Die Festnahme stützt sich auf eine erste Prüfung von Ermittlungsakten, die die Ludwigsburger Zentralstelle für NS -Verbrechen vor über 20 Jahren gegen Maikovskis führte. Zu einer Anklage kam es damals nicht, weil sich der ehemalige Kommandeur einer Sondereinsatztruppe der Nazis in den USA aufhielt. Jetzt ermittelt die Staatsanwaltschaft wegen Mordes und Beihilfe zum Mord.

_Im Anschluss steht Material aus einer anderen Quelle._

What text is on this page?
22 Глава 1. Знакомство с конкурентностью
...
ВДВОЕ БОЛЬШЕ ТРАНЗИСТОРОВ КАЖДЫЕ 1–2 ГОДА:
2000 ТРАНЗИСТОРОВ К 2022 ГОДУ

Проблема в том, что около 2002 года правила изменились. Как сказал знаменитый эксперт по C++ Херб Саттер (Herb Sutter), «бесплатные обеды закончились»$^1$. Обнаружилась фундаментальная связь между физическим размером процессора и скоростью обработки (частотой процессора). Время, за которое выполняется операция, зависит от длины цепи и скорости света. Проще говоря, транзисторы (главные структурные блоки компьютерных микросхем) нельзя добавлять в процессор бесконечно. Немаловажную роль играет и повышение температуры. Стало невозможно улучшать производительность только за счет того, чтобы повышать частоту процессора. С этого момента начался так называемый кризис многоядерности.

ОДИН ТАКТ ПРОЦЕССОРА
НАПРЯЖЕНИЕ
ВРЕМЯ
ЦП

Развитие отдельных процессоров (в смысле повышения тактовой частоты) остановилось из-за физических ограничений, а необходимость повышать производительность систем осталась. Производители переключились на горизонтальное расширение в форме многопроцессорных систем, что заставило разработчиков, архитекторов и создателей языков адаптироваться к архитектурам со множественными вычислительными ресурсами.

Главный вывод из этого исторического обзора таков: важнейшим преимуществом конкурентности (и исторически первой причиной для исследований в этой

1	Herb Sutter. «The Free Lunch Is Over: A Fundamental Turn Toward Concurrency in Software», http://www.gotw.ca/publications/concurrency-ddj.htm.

Die Sowjetunion, die Maikovskis 1965 in Abwesenheit zum Tode verurteilte, hat den deutschen Justizbehörden Zusammenarbeit und Beweismaterial angeboten. Dies ist offenbar eine Reaktion darauf, daß zwischen der UdSSR und der Bundesrepublik kein Auslieferungsabkommen besteht.
Die Sowjetunion sei bereit, Maikovskis „zusammen mit den Gerichtsorganen der BRD seiner Verbrechen zu überführen“, sagte der Sprecher des Moskauer Außenministeriums, Gerassimow. Maikovskis erhielt sein Visum für die Bundesrepublik in einem Paß der lettischen Exil-Regierung, die von den USA anerkannt wird. Die Sowjetunion betrachtet Maikovskis allerdings als sowjetischen Staatsbürger.
Maikovskis soll nach Gerassimows Worten für die Erschießung von 300 Einwohnern, darunter Frauen und Kindern, im lettischen Dorf Autrine verantwortlich sein. Andere Berichte sprechen von einer Beteiligung an der Ermordung von 15.000 Menschen.
Maikovskis, der bis zu seiner Übersiedlung in die USA im Jahre 1951 in der Bundesrepublik lebte, blieb hier völlig unbehelligt. In der Bundesrepublik ist im Zusammenhang mit den Verbrechen in Lettland lediglich gegen einen Vorgesetzten Maikovskis wegen Mordes in zwei Fällen verhandelt worden.
Der Beschuldigte habe ein Visum erhalten, weil gegen ihn in der Bundesrepublik „nichts vorliegt“, erklärte der Sprecher des Bonner Außenministeriums, Chrobog. Ein Antrag auf eine ständige Aufenthaltserlaubnis, den Maikovskis vor mehreren Jahren gestellt hatte, wurde jedoch abgelehnt; offenbar in Kenntnis der Vorwürfe gegen Maikovskis.
Die Sowjetunion hatte den USA 1976 eine Liste von 150 in der Sowjetunion verurteilten Nazi-Kriegsverbrechern, unter ihnen Maikovskis, überreicht. Nach zehnjährigem Rechtsstreit verfügte der Oberste Gerichtshof der USA Maikovskis‘ Deportation, vollzog sie aber nicht.
Maikovskis‘ Verschwinden war in den USA erst vor wenigen Tagen bemerkt worden. Wie berichtet, hatte Maikovskis sich bereits vor einem Jahr unbemerkt in die Bundesrepublik abgesetzt und hier um politisches Asyl gebeten.
Oberstaatsanwalt Schacht von der nordrhein-westfälischen Zentralstelle für NS-Verbrechen in Dortmund erklärte, man nehme das Angebot der Sowjetunion „gerne an“, man sei auf sowjetische Hilfe angewiesen, insbesondere beim Auffinden von Zeugen. Die neue Schreibweise Maikovskis‘ ergibt sich aus den jetzt vorliegenden persönlichen Unterlagen des Beschuldigten.